Christmas hope when you’re stumbling in the dark!
“The people walking in darkness have seen a great light; on those living in the land of deep darkness, a light has dawned.” Isaiah 9:2 NIV
If I asked you to list some disappointments you’ve had to deal with this year, I’m sure you could name a few! It’s been a very challenging time, from cancelled graduations and trips, postponed weddings, lost jobs, and changed plans. Mounting disappointments are hard on our mental health as the things we hope for keep crumbling in front of our eyes.
Mounting disappointments are hard on our mental health as the things we hope for keep crumbling in front of our eyes.
We like to make plans for our future, things we intend to do next week, next month or next year. Doing so gives us a feeling of control in our lives, and in usual times, we have a reasonable hope that those plans will come to fruition.
2020 has played its own game, and we haven’t had a lot of choice in the cards that it has dealt us. It’s been hard to create plans with things changing from one moment to the next. We don’t know how to live with these unknowns, which has left us feeling out of control.
When we have no grounds for believing something good might happen, we begin to feel hopeless. We feel like we are stumbling in the dark.
In the Old Testament, we see another people stumbling in the dark. God had promised the people of Israel a Messiah, someone to deliver them from their enemies. Someone to give them hope. Prophets had come and gone promising them that a deliverer was coming. They waited. And waited.

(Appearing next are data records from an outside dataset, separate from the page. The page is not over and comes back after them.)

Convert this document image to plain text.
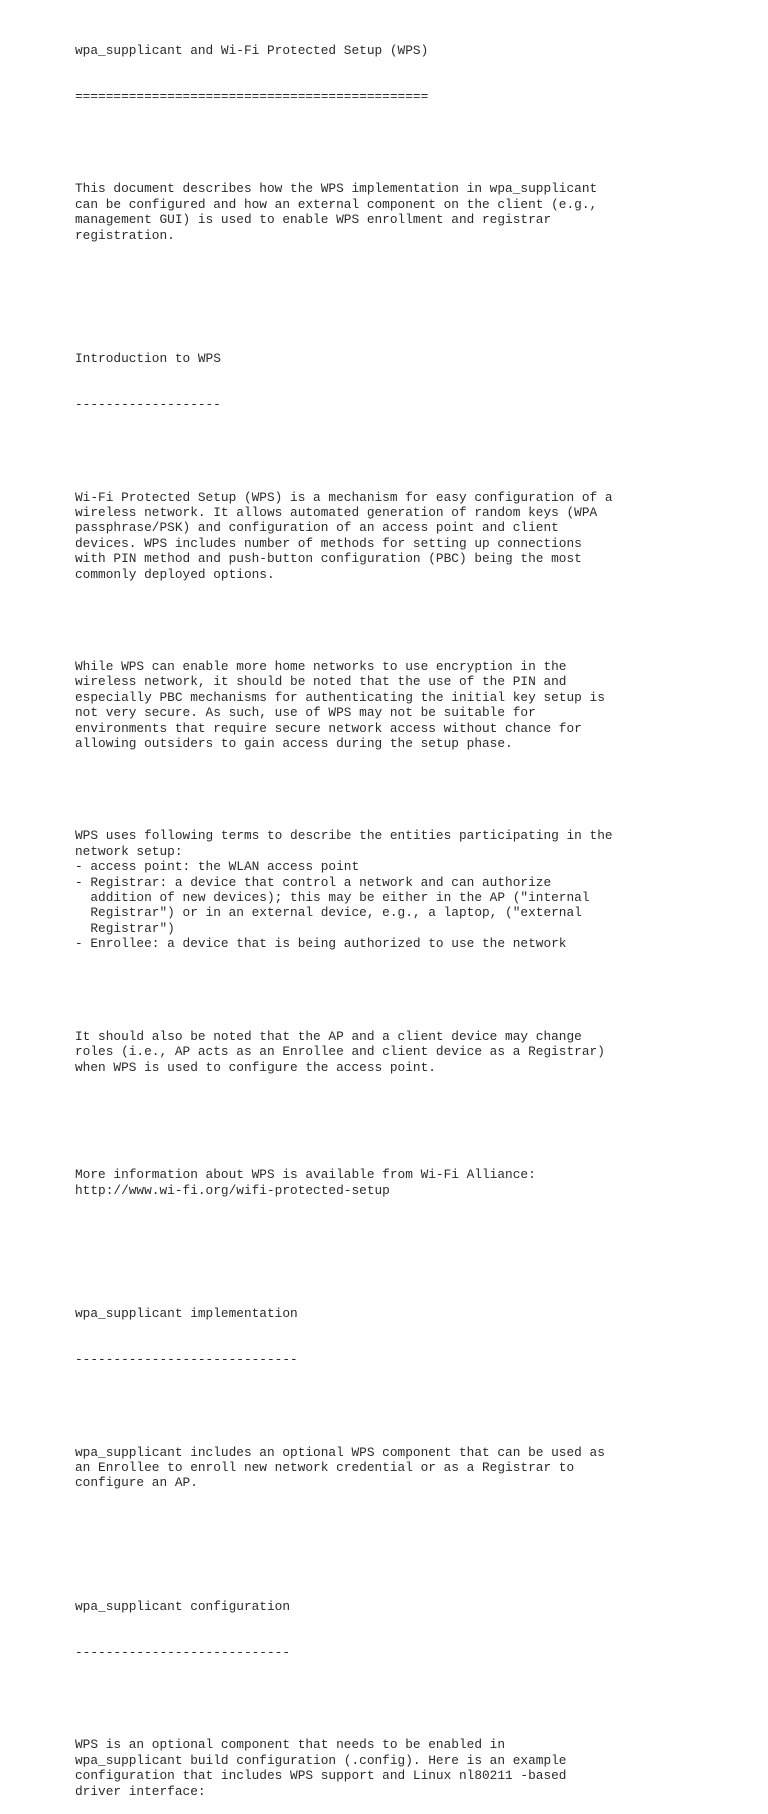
wpa_supplicant and Wi-Fi Protected Setup (WPS)

==============================================

This document describes how the WPS implementation in wpa_supplicant
can be configured and how an external component on the client (e.g.,
management GUI) is used to enable WPS enrollment and registrar
registration.

Introduction to WPS

-------------------

Wi-Fi Protected Setup (WPS) is a mechanism for easy configuration of a
wireless network. It allows automated generation of random keys (WPA
passphrase/PSK) and configuration of an access point and client
devices. WPS includes number of methods for setting up connections
with PIN method and push-button configuration (PBC) being the most
commonly deployed options.

While WPS can enable more home networks to use encryption in the
wireless network, it should be noted that the use of the PIN and
especially PBC mechanisms for authenticating the initial key setup is
not very secure. As such, use of WPS may not be suitable for
environments that require secure network access without chance for
allowing outsiders to gain access during the setup phase.

WPS uses following terms to describe the entities participating in the
network setup:
- access point: the WLAN access point
- Registrar: a device that control a network and can authorize
addition of new devices); this may be either in the AP ("internal
Registrar") or in an external device, e.g., a laptop, ("external
Registrar")
- Enrollee: a device that is being authorized to use the network

It should also be noted that the AP and a client device may change
roles (i.e., AP acts as an Enrollee and client device as a Registrar)
when WPS is used to configure the access point.

More information about WPS is available from Wi-Fi Alliance:
http://www.wi-fi.org/wifi-protected-setup

wpa_supplicant implementation

-----------------------------

wpa_supplicant includes an optional WPS component that can be used as
an Enrollee to enroll new network credential or as a Registrar to
configure an AP.

wpa_supplicant configuration

----------------------------

WPS is an optional component that needs to be enabled in
wpa_supplicant build configuration (.config). Here is an example
configuration that includes WPS support and Linux nl80211 -based
driver interface:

And for over 400 years, they did not hear from God in the way of prophecies or visions. Still, the people passed on the message of hope to their children and on through the generations.
The spark of hope did not die, even as the promise lay unfulfilled for many years.
Then, as the people kept worshipping a God they still trusted, the miracle began to unfold in a most unlikely manner. The priest, Zechariah, a man well past his childbearing years, had a vision where an angel told him that he and his wife Elizabeth, also well past childbearing age, would have a baby!
This child, John, would grow up to be the man who would point people to the One they had been waiting for, Jesus the Messiah. Miracles of visions, where there had been silence for 400 years! Miracles of senior citizens having babies! God was beginning to set his plan of hope into action. How quickly do we dismiss the power or goodness of God when we can’t see immediate evidence of his work?
What is hope if not a trust and expectation that God will keep his word?
“For in this hope we were saved. But hope that is seen is no hope at all. Who hopes for what they already have? But if we hope for what we do not yet have, we wait for it patiently.” Romans 8:24-25 NIV
We need to find something or Someone that we can put our hope in. A hope that will not disappoint and can’t be destroyed by raging pandemics or human whim, something not bound by time. In what or whom do you put your hope?
Christmas time is often considered a magical time, with all the lights and sparkle, snow and glitter, children’s excitement, and nostalgia. The magic might have lost some of its shine this year, but if we ponder the miracle of how the Hope of the world entered our broken universe as a tiny baby, it can reignite that hope within us.